Ismoil*, a 41-year-old man, sits in a hot, sunlit room in the busy city of Dushanbe at the service desk for ex-prisoners — an EU-funded initiative implemented by the German adult education association (DVV International). His hands are marked by the years of hard work that have prematurely aged him.
When Ismoil graduated from school in 1992, he got his driver’s licence, hoping to find work as a driver. However, that same year, the civil war started and he was forced to take up arms and fight. In 1998, when the war was over, Tajikistan was devastated and Ismoil was imprisoned for having participated in the war.
During his time in prison, conditions were dismal; prisoners were tortured and those who managed to survive did so only because of the food they received from their families. Ismoil had to work in prison and spent his days blowing glass, which eventually gave him lung problems.
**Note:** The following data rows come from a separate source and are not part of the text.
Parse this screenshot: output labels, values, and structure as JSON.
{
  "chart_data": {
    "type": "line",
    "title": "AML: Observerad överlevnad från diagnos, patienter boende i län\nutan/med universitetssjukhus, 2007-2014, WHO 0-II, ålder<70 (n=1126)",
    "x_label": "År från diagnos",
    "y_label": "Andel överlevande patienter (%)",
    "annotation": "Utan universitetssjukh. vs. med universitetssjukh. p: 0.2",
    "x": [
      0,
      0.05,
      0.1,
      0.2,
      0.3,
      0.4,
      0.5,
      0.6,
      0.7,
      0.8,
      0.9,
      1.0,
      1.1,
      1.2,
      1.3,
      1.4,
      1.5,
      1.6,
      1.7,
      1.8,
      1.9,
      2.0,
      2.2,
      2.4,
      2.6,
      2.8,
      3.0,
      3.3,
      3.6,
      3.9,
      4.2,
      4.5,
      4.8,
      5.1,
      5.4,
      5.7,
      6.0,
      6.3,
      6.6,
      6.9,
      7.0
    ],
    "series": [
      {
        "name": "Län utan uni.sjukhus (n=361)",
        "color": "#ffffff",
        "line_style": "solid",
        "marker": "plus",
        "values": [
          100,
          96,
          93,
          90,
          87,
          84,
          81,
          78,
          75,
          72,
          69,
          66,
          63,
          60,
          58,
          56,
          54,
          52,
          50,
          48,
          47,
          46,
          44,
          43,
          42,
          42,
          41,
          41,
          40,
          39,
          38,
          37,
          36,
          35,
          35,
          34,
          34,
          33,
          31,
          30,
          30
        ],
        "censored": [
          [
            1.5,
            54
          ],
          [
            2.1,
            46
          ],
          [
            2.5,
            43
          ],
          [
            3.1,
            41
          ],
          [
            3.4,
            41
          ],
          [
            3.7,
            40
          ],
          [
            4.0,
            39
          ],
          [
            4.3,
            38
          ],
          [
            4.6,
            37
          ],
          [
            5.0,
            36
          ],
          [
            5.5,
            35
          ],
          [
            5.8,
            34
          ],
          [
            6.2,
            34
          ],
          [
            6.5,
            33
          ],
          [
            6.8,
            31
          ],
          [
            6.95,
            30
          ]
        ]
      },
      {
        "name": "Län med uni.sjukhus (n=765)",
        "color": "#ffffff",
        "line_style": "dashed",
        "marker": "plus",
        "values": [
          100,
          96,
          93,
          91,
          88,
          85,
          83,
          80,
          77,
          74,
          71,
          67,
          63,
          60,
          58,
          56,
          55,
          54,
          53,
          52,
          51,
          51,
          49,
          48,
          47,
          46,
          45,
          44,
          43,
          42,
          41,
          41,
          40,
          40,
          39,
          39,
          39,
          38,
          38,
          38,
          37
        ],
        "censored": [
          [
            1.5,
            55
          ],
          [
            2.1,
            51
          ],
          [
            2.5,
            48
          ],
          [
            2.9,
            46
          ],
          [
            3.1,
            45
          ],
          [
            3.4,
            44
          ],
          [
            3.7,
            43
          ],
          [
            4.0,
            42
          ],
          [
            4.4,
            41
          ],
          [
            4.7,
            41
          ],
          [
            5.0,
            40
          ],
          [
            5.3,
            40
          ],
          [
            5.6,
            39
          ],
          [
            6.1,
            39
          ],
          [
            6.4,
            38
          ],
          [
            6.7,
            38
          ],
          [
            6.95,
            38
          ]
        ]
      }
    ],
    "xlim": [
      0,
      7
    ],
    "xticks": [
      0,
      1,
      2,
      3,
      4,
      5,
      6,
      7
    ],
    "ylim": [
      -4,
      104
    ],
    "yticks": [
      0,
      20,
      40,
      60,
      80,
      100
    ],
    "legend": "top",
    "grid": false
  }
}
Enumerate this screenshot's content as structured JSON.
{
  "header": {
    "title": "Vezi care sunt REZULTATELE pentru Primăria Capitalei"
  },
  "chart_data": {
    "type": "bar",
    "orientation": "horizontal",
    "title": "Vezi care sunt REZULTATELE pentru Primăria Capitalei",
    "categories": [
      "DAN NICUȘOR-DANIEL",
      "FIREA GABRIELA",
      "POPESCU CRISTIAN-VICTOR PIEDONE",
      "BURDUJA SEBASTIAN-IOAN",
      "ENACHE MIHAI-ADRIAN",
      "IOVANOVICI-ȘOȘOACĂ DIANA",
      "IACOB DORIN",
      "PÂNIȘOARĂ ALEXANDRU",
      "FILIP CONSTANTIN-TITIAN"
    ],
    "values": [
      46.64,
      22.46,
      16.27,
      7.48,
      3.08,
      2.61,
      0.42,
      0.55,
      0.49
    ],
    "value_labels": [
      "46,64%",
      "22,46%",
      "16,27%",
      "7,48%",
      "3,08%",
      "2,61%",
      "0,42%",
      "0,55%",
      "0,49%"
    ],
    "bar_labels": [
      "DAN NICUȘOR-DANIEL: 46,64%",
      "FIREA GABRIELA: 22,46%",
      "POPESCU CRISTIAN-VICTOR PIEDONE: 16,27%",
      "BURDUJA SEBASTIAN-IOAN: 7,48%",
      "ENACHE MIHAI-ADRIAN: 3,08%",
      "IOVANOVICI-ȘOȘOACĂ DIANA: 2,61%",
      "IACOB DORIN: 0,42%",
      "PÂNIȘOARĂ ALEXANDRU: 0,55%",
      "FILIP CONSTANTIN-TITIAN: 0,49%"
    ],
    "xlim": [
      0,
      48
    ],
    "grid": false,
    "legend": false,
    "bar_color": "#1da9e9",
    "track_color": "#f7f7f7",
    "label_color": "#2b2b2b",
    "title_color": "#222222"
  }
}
During his 9 years in prison, Ismoil worked for 7 years and earned a total of 37 Somoni (approximately EUR 6).
While in prison, Ismoil was visited by a group of Iranian human rights observers looking to interview former soldiers from the civil war. During each interview, prison guards were present, so no one dared speak about the conditions they were enduring in prison. However, thanks to administrative changes in 2004 in Tajikistan, the prisoners’ living conditions improved.
Ismoil was released after 9 years in prison. While leaving prison meant freedom, it also meant being unemployed. Ismoil had to deal with his lack of professional experience, education or social network to rely on. On top of that, as an ex-convict, Ismoil was an easy target for police harassment.
Through a friend still in prison, he heard of the services provided by the Bureau on Human Rights and Rule of Law (BHR) at the service desk for ex-prisoners in Dushanbe. The project operates in four Tajik cities, providing free legal and psychological counselling for former convicts. It also refers clients to centres providing treatment for drug and alcohol abuse, which is a common problem among ex-prisoners. The project also works to improve the capacities of prisons, targeting both prison staff and convicts in Nurek Women’s Prison, with the aim to improve conditions in prison and to prepare prisoners for life on the outside.
At the service desk, a lawyer and a psychologist are at hand to provide their services for ex-prisoners. Zarrina Alimshoeva, the centre’s psychologist, says that clients who come to her are often traumatised, afraid and lack self-esteem. They do not know how to deal with what they have experienced in prison or whom to contact for help with such issues and legal concerns. The centre combines psychological support with legal advice, if requested by the clients. The Government of Tajikistan has no system of social services for ex-prisoners. Instead, the centre relies on good relations with prison staff for referrals to the service desk of prisoners who are about to be released.
For Ismoil, the services of Zarrina and her colleague changed his life. ‘When I came to Zarrina, I felt like I could stretch my wings. Whenever I face any challenges, I pass by or call them’, says Ismoil.
The lawyer at the centre has managed to help Ismoil deal with groundless indemnity claims from authorities and Zarrina has helped him restore his self-confidence.
As a result of this support, Ismoil was able to find a job as a forest ranger, therefore providing for himself. After contacting the BHR service desk he does not feel so lonely. ‘After I was released I had no friends. But now I have a lawyer and a psychologist, and I see them as my friends’, says Ismoil.
*Ismoil is a fictional name used to protect the identity of the person.